Time: 18th Sep 2006, 17:50 – 19:00
Application of PVM to Protein Homology Search
A new computer programme named SEARCH and based on the Needleman-Wunsch algorithm was created for searching homologous proteins in large databases. SEARCH was found to be a very sensitive programme but it was rather slow – it required, with a Pentium 4 2.8 GHz computer, 1 hr 15 min 16 sec to search proteins homologous to cucumber basic protein (96 amino acids) in the database that contained 2,710,972 protein sequences. To improve the search time PVM was installed in 41 Pentium 4 2.8 GHz computers, consisting of 1 master and 40 slaves. When SEARCH was run under this system, search time was 2 min 6 sec, thus reducing the CPU time about 36-fold.
PDF of poster not available
Asynchronity in Collective Operation Implementation
Special attention is being paid to the phenomenon of divergence between synchronous collective operations and parallel program load balancing. A general way to increase collective operations performance while keeping their standard MPI semantics suggested. A discussion is addressed to internals of MPICH2, but approach is quite common and can be applied to MPICH and LAM MPI as well.
Automated Performance Comparison
Comparing the performance of different HPC platforms with different hardware, MPI libraries, compilers or sets of runtime options is a frequent task for implementors and users as well. Comparisons based on just a few numbers gained from a single execution of one benchmark or application are of very limited value as soon as the system is to run not only this software in exactly this configuration. However, the amount of data produced for thorough comparisons across a multidimensional parameter space quickly becomes hard to manage, and the relevant performance differences hard to locate. We deployed perfbase as a system to perform performance comparisons based on a large number of test results yet being able to immediately recognize relevant performance differences.

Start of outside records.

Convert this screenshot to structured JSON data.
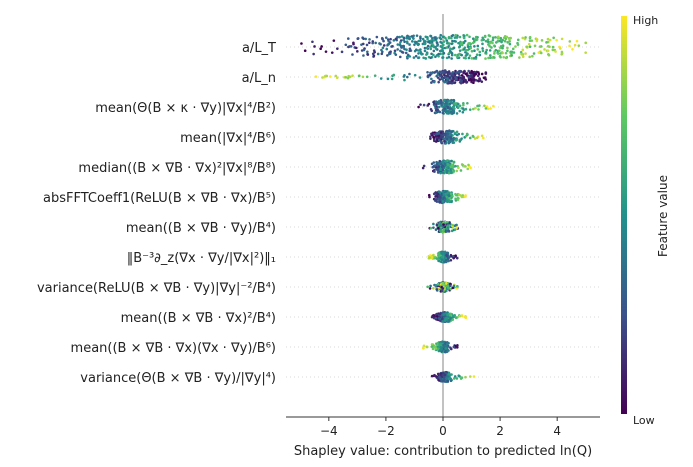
{
  "chart_data": {
    "type": "scatter",
    "subtype": "shap-beeswarm",
    "xlabel": "Shapley value: contribution to predicted ln(Q)",
    "xlim": [
      -5.5,
      5.5
    ],
    "xticks": [
      "−4",
      "−2",
      "0",
      "2",
      "4"
    ],
    "xtick_values": [
      -4,
      -2,
      0,
      2,
      4
    ],
    "colorbar": {
      "label": "Feature value",
      "high_label": "High",
      "low_label": "Low",
      "colors": [
        "#440154",
        "#3b528b",
        "#21918c",
        "#5ec962",
        "#fde725"
      ]
    },
    "features": [
      {
        "label": "a/L_T",
        "range": [
          -5.0,
          5.0
        ],
        "spread": [
          -2.6,
          3.4
        ],
        "width": 1.0,
        "pattern": "increasing",
        "mode": 0.0
      },
      {
        "label": "a/L_n",
        "range": [
          -4.5,
          1.5
        ],
        "spread": [
          -0.5,
          1.2
        ],
        "width": 0.55,
        "pattern": "decreasing",
        "mode": 0.6
      },
      {
        "label": "mean(Θ(B × κ · ∇y)|∇x|⁴/B²)",
        "range": [
          -1.0,
          1.8
        ],
        "spread": [
          -0.3,
          0.6
        ],
        "width": 0.6,
        "pattern": "increasing",
        "mode": 0.1
      },
      {
        "label": "mean(|∇x|⁴/B⁶)",
        "range": [
          -0.5,
          1.5
        ],
        "spread": [
          -0.2,
          0.5
        ],
        "width": 0.55,
        "pattern": "increasing",
        "mode": 0.0
      },
      {
        "label": "median((B × ∇B · ∇x)²|∇x|⁸/B⁸)",
        "range": [
          -0.7,
          1.0
        ],
        "spread": [
          -0.2,
          0.4
        ],
        "width": 0.55,
        "pattern": "increasing",
        "mode": 0.0
      },
      {
        "label": "absFFTCoeff1(ReLU(B × ∇B · ∇x)/B⁵)",
        "range": [
          -0.5,
          0.8
        ],
        "spread": [
          -0.2,
          0.3
        ],
        "width": 0.5,
        "pattern": "increasing",
        "mode": 0.0
      },
      {
        "label": "mean((B × ∇B · ∇y)/B⁴)",
        "range": [
          -0.6,
          0.6
        ],
        "spread": [
          -0.2,
          0.25
        ],
        "width": 0.45,
        "pattern": "mixed",
        "mode": 0.0
      },
      {
        "label": "‖B⁻³∂_z(∇x · ∇y/|∇x|²)‖₁",
        "range": [
          -0.5,
          0.5
        ],
        "spread": [
          -0.15,
          0.2
        ],
        "width": 0.45,
        "pattern": "decreasing",
        "mode": 0.0
      },
      {
        "label": "variance(ReLU(B × ∇B · ∇y)|∇y|⁻²/B⁴)",
        "range": [
          -0.6,
          0.6
        ],
        "spread": [
          -0.15,
          0.2
        ],
        "width": 0.4,
        "pattern": "mixed",
        "mode": 0.0
      },
      {
        "label": "mean((B × ∇B · ∇x)²/B⁴)",
        "range": [
          -0.4,
          0.8
        ],
        "spread": [
          -0.1,
          0.3
        ],
        "width": 0.4,
        "pattern": "increasing",
        "mode": 0.0
      },
      {
        "label": "mean((B × ∇B · ∇x)(∇x · ∇y)/B⁶)",
        "range": [
          -0.7,
          0.6
        ],
        "spread": [
          -0.2,
          0.2
        ],
        "width": 0.45,
        "pattern": "decreasing",
        "mode": 0.0
      },
      {
        "label": "variance(Θ(B × ∇B · ∇y)/|∇y|⁴)",
        "range": [
          -0.4,
          1.1
        ],
        "spread": [
          -0.1,
          0.3
        ],
        "width": 0.4,
        "pattern": "increasing",
        "mode": 0.0
      }
    ]
  }
}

Improved GROMACS scaling on Ethernet switched clusters
We investigated the prerequisites for decent scaling of the GROMACS parallel molecular dynamics code on Ethernet Beowulf clusters. While the code scales well on supercomputers like the IBM p690 and on Linux clusters with a special interconnect like Myrinet or Infiniband, on Ethernet switched clusters, the scaling typically breaks down as soon as more than two computational nodes are involved.

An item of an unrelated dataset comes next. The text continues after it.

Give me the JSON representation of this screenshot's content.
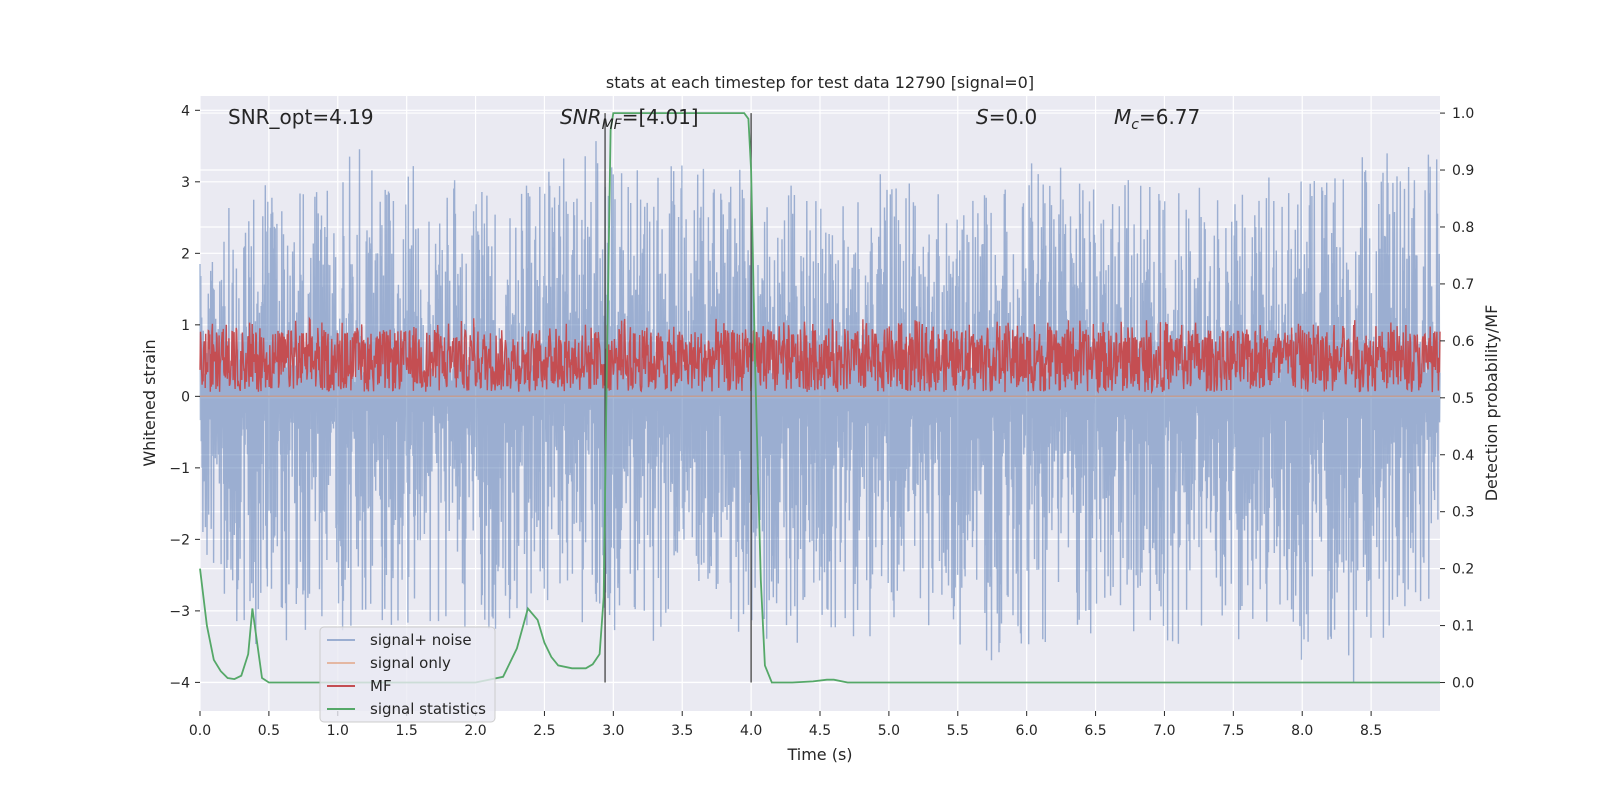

On the Usability of High-Level Parallel IO in Unstructured Grid Simulations
For this poster, the feasibility of the two most common IO libraries for parallel IO was evaluated, and compared against a pure MPI-IO implementation. Instead of solely focusing on the raw transfer bandwidth achieved, API issues such as data preparation and call overhead were also taken into consideration. Only the access pattern resulting from parallel IO in unstructured grid applications, which is also one of the hardest patterns to optimize, was examined.

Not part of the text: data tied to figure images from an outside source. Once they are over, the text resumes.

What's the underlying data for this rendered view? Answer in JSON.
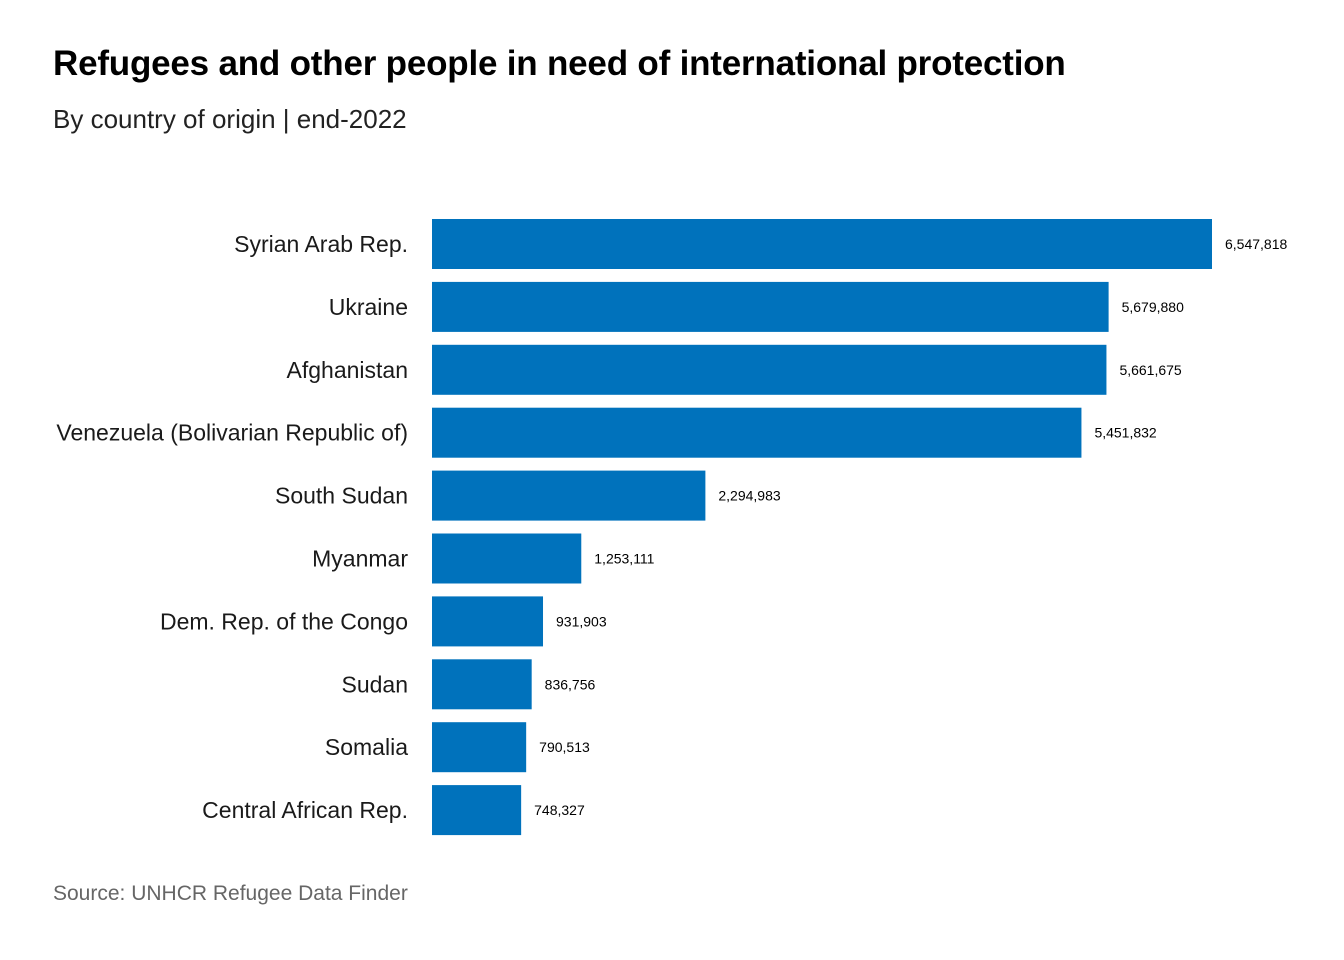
{
  "header": {
    "title": "Refugees and other people in need of international protection",
    "subtitle": "By country of origin | end-2022"
  },
  "footer": {
    "source": "Source: UNHCR Refugee Data Finder"
  },
  "colors": {
    "bar": "#0072BC"
  },
  "chart_data": {
    "type": "bar",
    "orientation": "horizontal",
    "title": "Refugees and other people in need of international protection",
    "subtitle": "By country of origin | end-2022",
    "xlabel": "",
    "ylabel": "",
    "grid": false,
    "xlim": [
      0,
      6547818
    ],
    "categories": [
      "Syrian Arab Rep.",
      "Ukraine",
      "Afghanistan",
      "Venezuela (Bolivarian Republic of)",
      "South Sudan",
      "Myanmar",
      "Dem. Rep. of the Congo",
      "Sudan",
      "Somalia",
      "Central African Rep."
    ],
    "values": [
      6547818,
      5679880,
      5661675,
      5451832,
      2294983,
      1253111,
      931903,
      836756,
      790513,
      748327
    ],
    "value_labels": [
      "6,547,818",
      "5,679,880",
      "5,661,675",
      "5,451,832",
      "2,294,983",
      "1,253,111",
      "931,903",
      "836,756",
      "790,513",
      "748,327"
    ]
  }
}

PARUS: a parallel programming framework for heterogeneous multiprocessor systems
PARUS is a parallel programing framework that allows to build parallel programs in data flow graph notation. The data flow graph is created by the developer either manually or automatically with the help of a script. The graph is then converted to C++/MPI source code and linked with PARUS runtime system. The next step is the parallel program execution on a cluster or multiprocessor system. PARUS also implements some approaches for load balancing on heterogeneous multi-processor system. There is a series of MPI tests that allow developer to estimate the information about communications in a multiprocessor system or a cluster.